The nature of work in SAP

I hesitate to state the obvious, but when you’re working in SAP, you are doing work with information. You’re adding value to businesses by creating and running business systems that are required so that a business may function.  In essence, you’re helping a business create information. Sometimes you’re setting up transaction processing systems that allow a company to capture and enforce rules about a process. You may also find yourself gathering and synthesizing information to help a business analyze and improve upon an already existing transaction processing system.  Rarely are you doing much of what I call “technology for technology’s sake” — Fiddling with (fine tuning) software and technology without any regard to business process. I want to challenge you to think a bit differently.

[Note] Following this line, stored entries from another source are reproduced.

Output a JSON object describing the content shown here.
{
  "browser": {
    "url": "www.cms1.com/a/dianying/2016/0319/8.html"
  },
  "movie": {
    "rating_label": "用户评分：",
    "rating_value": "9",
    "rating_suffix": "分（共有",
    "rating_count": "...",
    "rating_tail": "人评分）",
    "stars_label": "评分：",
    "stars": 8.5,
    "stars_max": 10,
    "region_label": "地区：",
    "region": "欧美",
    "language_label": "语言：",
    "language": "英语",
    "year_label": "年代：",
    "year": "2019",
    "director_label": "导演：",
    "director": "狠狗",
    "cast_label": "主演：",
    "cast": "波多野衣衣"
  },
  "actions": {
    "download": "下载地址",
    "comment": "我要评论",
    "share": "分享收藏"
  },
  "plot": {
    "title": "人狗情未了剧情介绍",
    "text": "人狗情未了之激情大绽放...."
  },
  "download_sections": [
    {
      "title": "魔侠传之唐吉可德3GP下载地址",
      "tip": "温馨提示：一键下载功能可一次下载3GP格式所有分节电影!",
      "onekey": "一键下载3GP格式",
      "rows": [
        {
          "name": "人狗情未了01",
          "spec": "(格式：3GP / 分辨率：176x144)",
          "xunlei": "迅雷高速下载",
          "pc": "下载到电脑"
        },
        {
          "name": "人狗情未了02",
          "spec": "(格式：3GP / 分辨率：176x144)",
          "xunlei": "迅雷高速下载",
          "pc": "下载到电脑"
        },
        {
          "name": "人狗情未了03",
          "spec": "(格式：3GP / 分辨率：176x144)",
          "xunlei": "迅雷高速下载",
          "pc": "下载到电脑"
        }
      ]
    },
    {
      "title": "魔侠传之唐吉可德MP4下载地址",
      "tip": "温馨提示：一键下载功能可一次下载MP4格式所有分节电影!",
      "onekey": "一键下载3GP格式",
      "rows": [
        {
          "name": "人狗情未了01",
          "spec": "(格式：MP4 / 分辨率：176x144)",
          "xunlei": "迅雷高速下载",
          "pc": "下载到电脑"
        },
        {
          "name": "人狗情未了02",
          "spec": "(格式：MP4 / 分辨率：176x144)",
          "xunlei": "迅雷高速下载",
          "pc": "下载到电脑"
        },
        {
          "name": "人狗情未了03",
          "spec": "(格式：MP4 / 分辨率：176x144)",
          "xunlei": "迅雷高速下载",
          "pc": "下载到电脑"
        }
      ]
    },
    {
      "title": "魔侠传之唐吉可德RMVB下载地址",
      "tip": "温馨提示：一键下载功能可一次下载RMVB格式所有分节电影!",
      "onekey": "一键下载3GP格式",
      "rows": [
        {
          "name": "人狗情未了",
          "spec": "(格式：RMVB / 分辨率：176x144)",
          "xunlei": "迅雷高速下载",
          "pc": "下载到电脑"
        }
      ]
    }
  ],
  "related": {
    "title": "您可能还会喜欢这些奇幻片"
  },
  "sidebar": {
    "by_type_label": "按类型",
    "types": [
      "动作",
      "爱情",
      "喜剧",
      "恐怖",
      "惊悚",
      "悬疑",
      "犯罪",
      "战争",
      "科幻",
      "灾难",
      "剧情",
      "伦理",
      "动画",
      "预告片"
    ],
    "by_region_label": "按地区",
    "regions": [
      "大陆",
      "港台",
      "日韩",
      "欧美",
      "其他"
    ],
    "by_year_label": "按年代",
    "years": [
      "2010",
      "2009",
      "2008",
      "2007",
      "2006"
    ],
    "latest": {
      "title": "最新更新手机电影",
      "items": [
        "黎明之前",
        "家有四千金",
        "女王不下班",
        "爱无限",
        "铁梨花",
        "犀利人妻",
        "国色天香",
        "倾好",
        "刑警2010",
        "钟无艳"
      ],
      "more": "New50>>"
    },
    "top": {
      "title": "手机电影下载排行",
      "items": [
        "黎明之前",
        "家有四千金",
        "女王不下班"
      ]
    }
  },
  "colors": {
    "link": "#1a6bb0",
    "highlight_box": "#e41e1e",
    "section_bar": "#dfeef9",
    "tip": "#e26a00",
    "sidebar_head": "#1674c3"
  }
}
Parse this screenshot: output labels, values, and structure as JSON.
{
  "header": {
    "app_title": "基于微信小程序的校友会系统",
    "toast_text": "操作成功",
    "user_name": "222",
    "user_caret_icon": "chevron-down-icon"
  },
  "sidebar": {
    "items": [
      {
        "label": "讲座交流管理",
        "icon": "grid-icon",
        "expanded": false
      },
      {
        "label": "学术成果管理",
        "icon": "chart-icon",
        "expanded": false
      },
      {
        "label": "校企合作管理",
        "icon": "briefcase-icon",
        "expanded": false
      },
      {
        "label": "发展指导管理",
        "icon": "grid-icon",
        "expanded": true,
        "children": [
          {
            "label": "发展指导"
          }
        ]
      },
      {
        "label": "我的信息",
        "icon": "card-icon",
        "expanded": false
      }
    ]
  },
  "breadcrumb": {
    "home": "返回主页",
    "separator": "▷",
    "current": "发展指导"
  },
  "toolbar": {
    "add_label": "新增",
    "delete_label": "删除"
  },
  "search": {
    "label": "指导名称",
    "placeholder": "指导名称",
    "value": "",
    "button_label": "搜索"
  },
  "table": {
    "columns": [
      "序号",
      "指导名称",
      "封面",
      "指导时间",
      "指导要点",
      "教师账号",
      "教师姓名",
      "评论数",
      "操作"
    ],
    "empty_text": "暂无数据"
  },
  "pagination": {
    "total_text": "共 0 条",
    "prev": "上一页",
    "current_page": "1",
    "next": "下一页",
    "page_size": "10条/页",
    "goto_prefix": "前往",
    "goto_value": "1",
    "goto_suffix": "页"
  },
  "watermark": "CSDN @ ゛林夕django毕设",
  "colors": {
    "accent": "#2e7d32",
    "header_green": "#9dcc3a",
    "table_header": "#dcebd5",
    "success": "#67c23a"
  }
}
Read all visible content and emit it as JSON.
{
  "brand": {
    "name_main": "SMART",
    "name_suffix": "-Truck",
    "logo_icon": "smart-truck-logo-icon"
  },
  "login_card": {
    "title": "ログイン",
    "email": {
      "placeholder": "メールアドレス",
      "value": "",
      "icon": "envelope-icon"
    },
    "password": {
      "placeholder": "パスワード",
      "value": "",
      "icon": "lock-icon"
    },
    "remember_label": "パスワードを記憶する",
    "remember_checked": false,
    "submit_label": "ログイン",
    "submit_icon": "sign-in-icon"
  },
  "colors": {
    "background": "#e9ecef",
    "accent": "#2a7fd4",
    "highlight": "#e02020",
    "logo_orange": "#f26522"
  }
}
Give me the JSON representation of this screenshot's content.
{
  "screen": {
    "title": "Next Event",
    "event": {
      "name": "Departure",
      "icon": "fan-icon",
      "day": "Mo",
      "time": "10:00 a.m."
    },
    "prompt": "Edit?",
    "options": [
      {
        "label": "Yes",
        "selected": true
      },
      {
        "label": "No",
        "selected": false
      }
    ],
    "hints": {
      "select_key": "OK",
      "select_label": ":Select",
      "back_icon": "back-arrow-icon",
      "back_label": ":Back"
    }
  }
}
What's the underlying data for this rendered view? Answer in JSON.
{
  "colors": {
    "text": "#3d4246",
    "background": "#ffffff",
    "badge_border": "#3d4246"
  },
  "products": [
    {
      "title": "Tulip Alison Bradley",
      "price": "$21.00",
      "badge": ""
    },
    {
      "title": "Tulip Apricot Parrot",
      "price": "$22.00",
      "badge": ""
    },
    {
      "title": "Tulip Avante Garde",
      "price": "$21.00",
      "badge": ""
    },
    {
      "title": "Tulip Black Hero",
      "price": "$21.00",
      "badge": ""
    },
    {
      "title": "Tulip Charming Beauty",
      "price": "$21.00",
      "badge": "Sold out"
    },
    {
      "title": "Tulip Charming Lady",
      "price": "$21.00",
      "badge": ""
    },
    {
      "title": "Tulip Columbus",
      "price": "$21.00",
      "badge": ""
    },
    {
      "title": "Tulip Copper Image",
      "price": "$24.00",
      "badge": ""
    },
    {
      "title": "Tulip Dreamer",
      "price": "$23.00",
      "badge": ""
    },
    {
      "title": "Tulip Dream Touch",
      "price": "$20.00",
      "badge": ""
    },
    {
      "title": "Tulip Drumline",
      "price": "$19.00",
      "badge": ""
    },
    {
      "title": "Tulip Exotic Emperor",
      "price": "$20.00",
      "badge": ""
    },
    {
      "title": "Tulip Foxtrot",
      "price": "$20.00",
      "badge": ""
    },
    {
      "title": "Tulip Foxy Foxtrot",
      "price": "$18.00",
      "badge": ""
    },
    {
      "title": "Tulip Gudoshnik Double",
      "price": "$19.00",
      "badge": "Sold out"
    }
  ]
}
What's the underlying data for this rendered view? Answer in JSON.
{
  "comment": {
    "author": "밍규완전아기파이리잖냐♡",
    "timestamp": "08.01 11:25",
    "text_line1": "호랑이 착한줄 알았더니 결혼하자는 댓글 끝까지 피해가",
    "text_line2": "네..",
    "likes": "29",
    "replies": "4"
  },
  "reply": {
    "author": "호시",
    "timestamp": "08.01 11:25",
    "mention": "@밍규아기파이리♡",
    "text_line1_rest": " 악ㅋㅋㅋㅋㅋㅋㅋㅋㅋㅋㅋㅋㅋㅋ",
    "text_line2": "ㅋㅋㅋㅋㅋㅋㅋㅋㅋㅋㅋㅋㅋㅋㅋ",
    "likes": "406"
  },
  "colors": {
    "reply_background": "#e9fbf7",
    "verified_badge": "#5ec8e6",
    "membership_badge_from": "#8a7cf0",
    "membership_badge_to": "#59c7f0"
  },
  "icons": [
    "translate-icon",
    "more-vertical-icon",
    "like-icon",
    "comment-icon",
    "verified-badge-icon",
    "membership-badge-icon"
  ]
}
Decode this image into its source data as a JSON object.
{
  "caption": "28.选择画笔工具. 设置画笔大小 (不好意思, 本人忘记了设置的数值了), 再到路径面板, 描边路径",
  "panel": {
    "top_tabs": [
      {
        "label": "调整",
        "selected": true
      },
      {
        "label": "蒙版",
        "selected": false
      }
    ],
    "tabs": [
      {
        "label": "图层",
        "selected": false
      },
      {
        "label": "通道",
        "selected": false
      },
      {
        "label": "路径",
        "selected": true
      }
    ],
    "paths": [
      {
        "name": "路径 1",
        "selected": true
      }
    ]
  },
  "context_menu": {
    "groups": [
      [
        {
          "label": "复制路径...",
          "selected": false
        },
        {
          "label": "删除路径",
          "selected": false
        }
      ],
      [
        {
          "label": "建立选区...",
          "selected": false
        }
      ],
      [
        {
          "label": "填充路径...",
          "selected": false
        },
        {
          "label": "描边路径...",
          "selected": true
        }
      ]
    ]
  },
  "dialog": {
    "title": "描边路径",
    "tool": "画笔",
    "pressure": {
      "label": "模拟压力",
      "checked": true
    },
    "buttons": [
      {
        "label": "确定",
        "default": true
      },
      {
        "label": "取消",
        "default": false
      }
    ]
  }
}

I’m writing this today because I want to remind you that work in SAP is fundamentally different than work that you may encounter in other technical areas because business process is such an integral part of SAP.    It’s a part of what SAP stands for – literally.  And so those of us who fully appreciate and use this understanding to position ourselves – we will be the people who succeed in the future of SAP, leaving everyone else to merely react to what we are doing.

This is important, so let me state it clearly — those of us who understand how to use information, solve problems that help business run, and appreciate the importance of business process in SAP will be the ones that have the greatest amount of success in the future of SAP.

Therefore, seek out knowledge and develop deep understanding of the various end to end business processes that are commonly encountered in the industry today.

A way to test yourself might be to sit down with a piece of paper. Draw boxes for each of the process steps, and explain out loud how each of the steps relates to the overall end-to-end process.

Your efforts will not go unrewarded.  Rather than focusing on chasing the shiny object (latest and greatest marketed technology) a solid emphasis on the fundamentals is what I believe smart hiring managers pursue in their candidates, rather than some newfangled marketing ploy.  Yes, from time to time we must update our skills to acknowledge the steady march of the market. But if you’re looking for jobs in SAP like me, and if you’re focused on adding value (which you should be) then business process understanding is your best investment.

And note: I refer to obtaining knowledge as an investment. As mentioned earlier, work in SAP is information work and those of us who acquire the right intellectual capital  (information) at the right time by making the right investments (buying small courses when warranted) will be those who are most successful today and into the future. This is the information age and those of us who can take information and create value will have bright futures indeed.